Acquiring quality asset in downtown Shinjuku, Tokyo. Ascott REIT has entered into a conditional sale and purchase agreement to acquire a 60% interest in 160-unit Citadines Shinjuku Tokyo from Mitsubishi Estate Co Ltd (MEC). A quality serviced residence with good patronage from corporate/leisure travelers since opening owing to its good location and excellent accessibility to regional subway lines. Purchase consideration amounts to JPY 2.6bn (S$45.7m), implying an initial yield of 4.5%yield.

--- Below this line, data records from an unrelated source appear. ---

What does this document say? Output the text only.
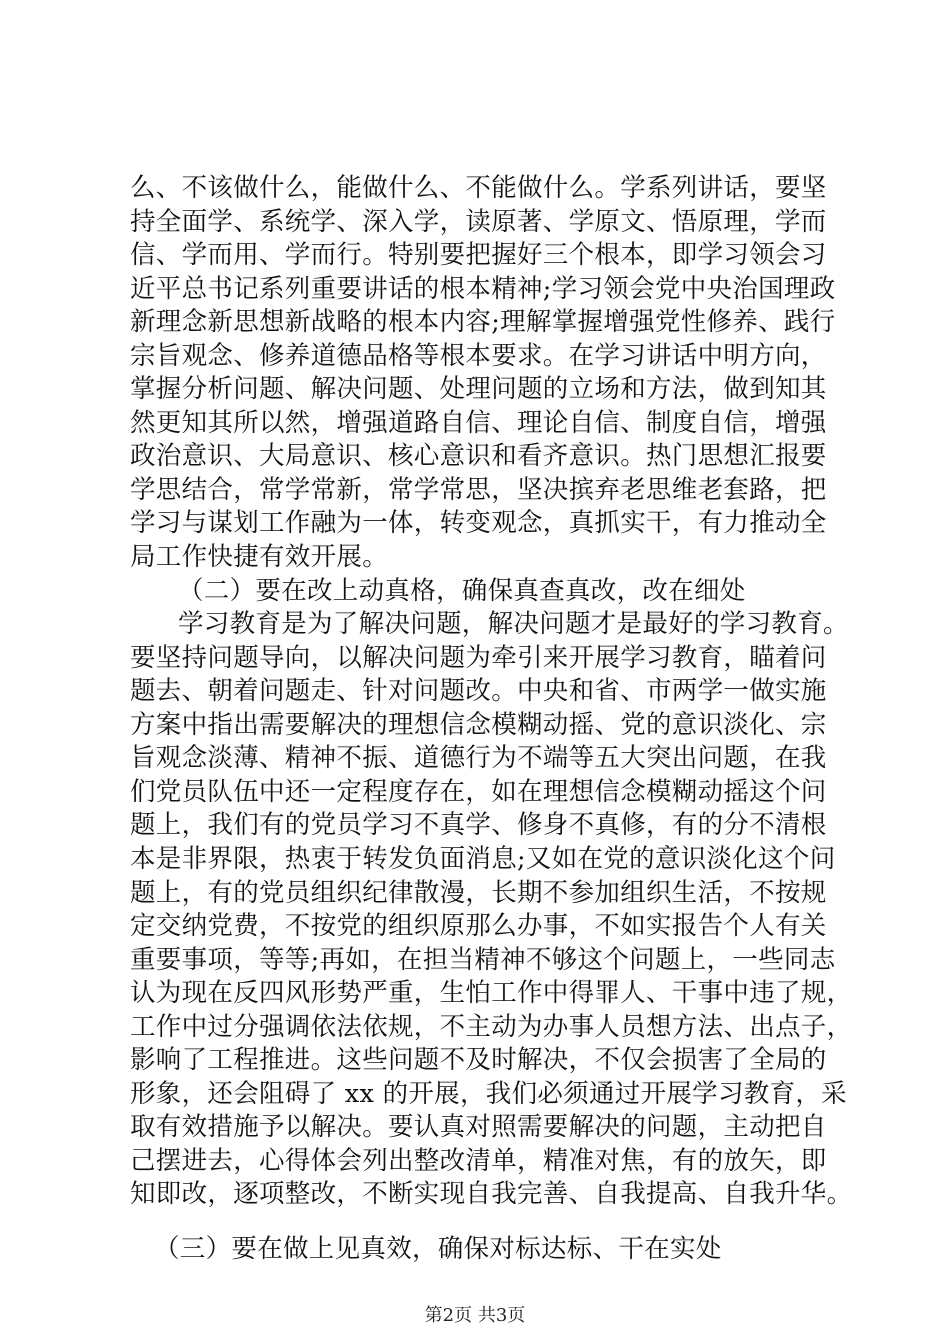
么、不该做什么，能做什么、不能做什么。学系列讲话，要坚
持全面学、系统学、深入学，读原著、学原文、悟原理，学而
信、学而用、学而行。特别要把握好三个根本，即学习领会习
近平总书记系列重要讲话的根本精神;学习领会党中央治国理政
新理念新思想新战略的根本内容;理解掌握增强党性修养、践行
宗旨观念、修养道德品格等根本要求。在学习讲话中明方向，
掌握分析问题、解决问题、处理问题的立场和方法，做到知其
然更知其所以然，增强道路自信、理论自信、制度自信，增强
政治意识、大局意识、核心意识和看齐意识。热门思想汇报要
学思结合，常学常新，常学常思，坚决摈弃老思维老套路，把
学习与谋划工作融为一体，转变观念，真抓实干，有力推动全
局工作快捷有效开展。
（二）要在改上动真格，确保真查真改，改在细处
学习教育是为了解决问题，解决问题才是最好的学习教育。
要坚持问题导向，以解决问题为牵引来开展学习教育，瞄着问
题去、朝着问题走、针对问题改。中央和省、市两学一做实施
方案中指出需要解决的理想信念模糊动摇、党的意识淡化、宗
旨观念淡薄、精神不振、道德行为不端等五大突出问题，在我
们党员队伍中还一定程度存在，如在理想信念模糊动摇这个问
题上，我们有的党员学习不真学、修身不真修，有的分不清根
本是非界限，热衷于转发负面消息;又如在党的意识淡化这个问
题上，有的党员组织纪律散漫，长期不参加组织生活，不按规
定交纳党费，不按党的组织原那么办事，不如实报告个人有关
重要事项，等等;再如，在担当精神不够这个问题上，一些同志
认为现在反四风形势严重，生怕工作中得罪人、干事中违了规，
工作中过分强调依法依规，不主动为办事人员想方法、出点子，
影响了工程推进。这些问题不及时解决，不仅会损害了全局的
形象，还会阻碍了 xx 的开展，我们必须通过开展学习教育，采
取有效措施予以解决。要认真对照需要解决的问题，主动把自
己摆进去，心得体会列出整改清单，精准对焦，有的放矢，即
知即改，逐项整改，不断实现自我完善、自我提高、自我升华。
（三）要在做上见真效，确保对标达标、干在实处
第2页 共3页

While this is lower compared against our estimated WACC of 7.3% for the REIT, as the acquisition will be fully funded by debt, it should be accretive to earnings. Post acquisition ART’s gearing level is expected to head slightly upwards to 42% (vs 41% previously).
Gearing to head up 42%; declining business travel market likely to continue to weigh on share price performance. The impact of the acquisition on ART’s earnings/assets is minimal. Looking ahead, we believe that the following factors will weigh on share price performance: (i) ART’s higher than average gearing level of 42% vs peers, which we believe is justified given its multi-country exposure. The manager has taken higher debt levels overseas, which act as natural hedges against currency fluctuations and for tax efficiency purposes. We also note that other financial metrics (debt maturity profile, interest coverage ratio) remain healthy. (ii) Expected declining business travel especially in/from Europe, which is likely to limit opportunities to raise rates. However, close to 45% of its earnings are contributed by master leases (to Ascott Limited)/minimum income guarantee structures, which offer downside protection. We reduce our RevPAU expectations slightly to reflect our more moderate outlook, resulting in a 3-4% reduction in our FY12-13F DPU estimates.
Downgrade to HOLD, TP revised to S$1.13. While stock offers a relatively attractive yield of 8.6, there exists potential downside risk in the event of a worsening European crisis, given that 42% of its assets are in Europe. Our TP has been revised to S$1.13 due to lower DPU estimates and higher WACC assumptions for its European exposure.